Y decíamos que al salir de la cuarentena seguro seríamos mejores seres humanos. Qué ironía. Apenas es la primera semana de regreso a la libertad y de nuevo nos estamos dando en la jeta como trogloditas hambrientos, reventando a una causa sin causa, peleándonos por los huesos que dejan caer los más pudientes desde sus mesas, cual animales sin raciocinio.
Es posible que en esas esferas donde se fraguan estas luchas fratricidas, la cuarentena sí les haya servido para salir mejor que antes. Pero es triste ver que detrás de los uniformes y las capuchas, hay gente como uno, con familia, con ilusiones, esperanzas y ganas de salir adelante. No hay ni un solo adinerado allí jugándose la vida en las trincheras. Será que también leyeron a Sánchez Juliao y saben que mientras ellos ‘brillan hebilla’ en los clubes sociales, en las calles lo que hay es una corraleja humana que a la larga no les afecta, porque ya está definido el rumbo de los acontecimientos sin importar cuántas vidas haya que sacrificar en el camino.
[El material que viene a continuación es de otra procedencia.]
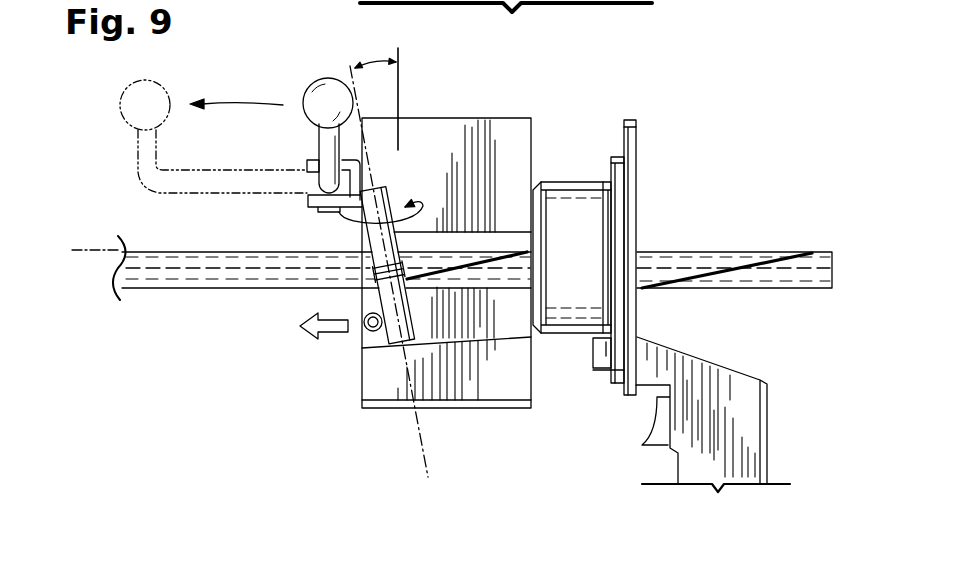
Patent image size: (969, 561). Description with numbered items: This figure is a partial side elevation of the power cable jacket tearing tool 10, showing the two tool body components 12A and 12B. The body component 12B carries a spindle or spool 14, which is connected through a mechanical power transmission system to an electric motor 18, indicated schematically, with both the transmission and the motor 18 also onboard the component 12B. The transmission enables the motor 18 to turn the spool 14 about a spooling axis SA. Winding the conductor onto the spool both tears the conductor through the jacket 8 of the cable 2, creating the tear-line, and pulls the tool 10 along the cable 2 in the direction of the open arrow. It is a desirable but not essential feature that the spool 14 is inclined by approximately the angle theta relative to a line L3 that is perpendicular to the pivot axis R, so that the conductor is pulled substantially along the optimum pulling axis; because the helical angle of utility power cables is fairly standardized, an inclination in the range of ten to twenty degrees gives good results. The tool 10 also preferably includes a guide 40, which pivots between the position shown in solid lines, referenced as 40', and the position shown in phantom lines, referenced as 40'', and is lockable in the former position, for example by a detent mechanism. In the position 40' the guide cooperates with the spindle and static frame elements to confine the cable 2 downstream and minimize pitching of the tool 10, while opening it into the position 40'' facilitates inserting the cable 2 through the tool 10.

The cable 2 is at (690, 252).
The jacket 8 is at (198, 272).
The tool 10 is at (752, 125).
The tool body component 12A is at (618, 438).
The tool body component 12B is at (482, 100).
The spindle or spool 14 is at (370, 223).
The electric motor 18 is at (531, 142).
The guide 40 is at (281, 114).
The guide position (solid lines) 40' is at (296, 135).
The guide position (phantom lines) 40'' is at (192, 136).
The spooling axis SA is at (348, 66).
The line perpendicular to the pivot axis L3 is at (400, 103).
The pivot axis R is at (78, 249).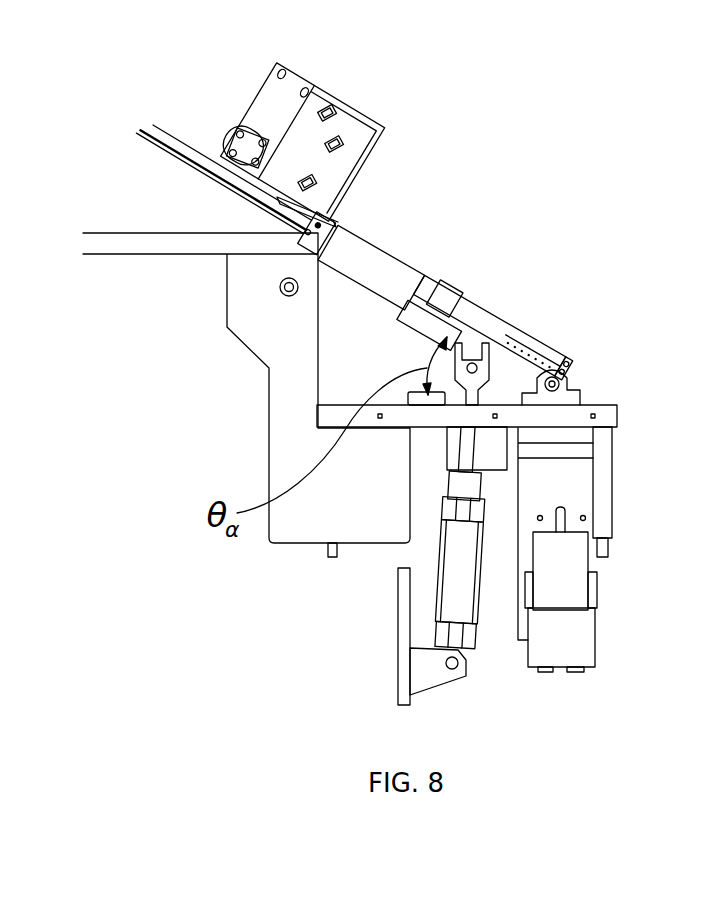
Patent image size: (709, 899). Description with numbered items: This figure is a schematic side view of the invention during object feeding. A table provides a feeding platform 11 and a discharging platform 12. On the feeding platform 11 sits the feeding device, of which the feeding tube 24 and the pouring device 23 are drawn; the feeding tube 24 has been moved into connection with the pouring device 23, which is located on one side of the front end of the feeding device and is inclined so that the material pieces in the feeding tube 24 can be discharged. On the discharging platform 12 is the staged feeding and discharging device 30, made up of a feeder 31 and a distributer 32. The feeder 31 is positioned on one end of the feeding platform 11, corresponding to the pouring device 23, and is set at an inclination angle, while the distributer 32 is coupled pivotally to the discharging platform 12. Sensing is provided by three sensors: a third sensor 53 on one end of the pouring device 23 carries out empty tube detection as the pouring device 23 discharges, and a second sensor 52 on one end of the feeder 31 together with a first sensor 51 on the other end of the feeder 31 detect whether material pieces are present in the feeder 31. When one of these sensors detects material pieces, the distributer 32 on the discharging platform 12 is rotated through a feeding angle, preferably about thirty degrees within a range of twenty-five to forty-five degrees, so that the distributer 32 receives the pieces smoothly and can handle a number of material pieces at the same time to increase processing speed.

Y que se sigan matando entre ellos que aquí nada pasa.
Será posible cambiar este macabro sainete que nos ha sorprendido a todos pasada la cuarentena, cuando pensábamos que íbamos a estar felices viendo a Nairo y compañía volar en los Alpes franceses y no a añorar los días de toque de queda y confinamiento. Por lo menos en esos tiempos era un virus el que nos podía matar. Ahora, son las balas amigas las que se cruzan en los campos de cemento.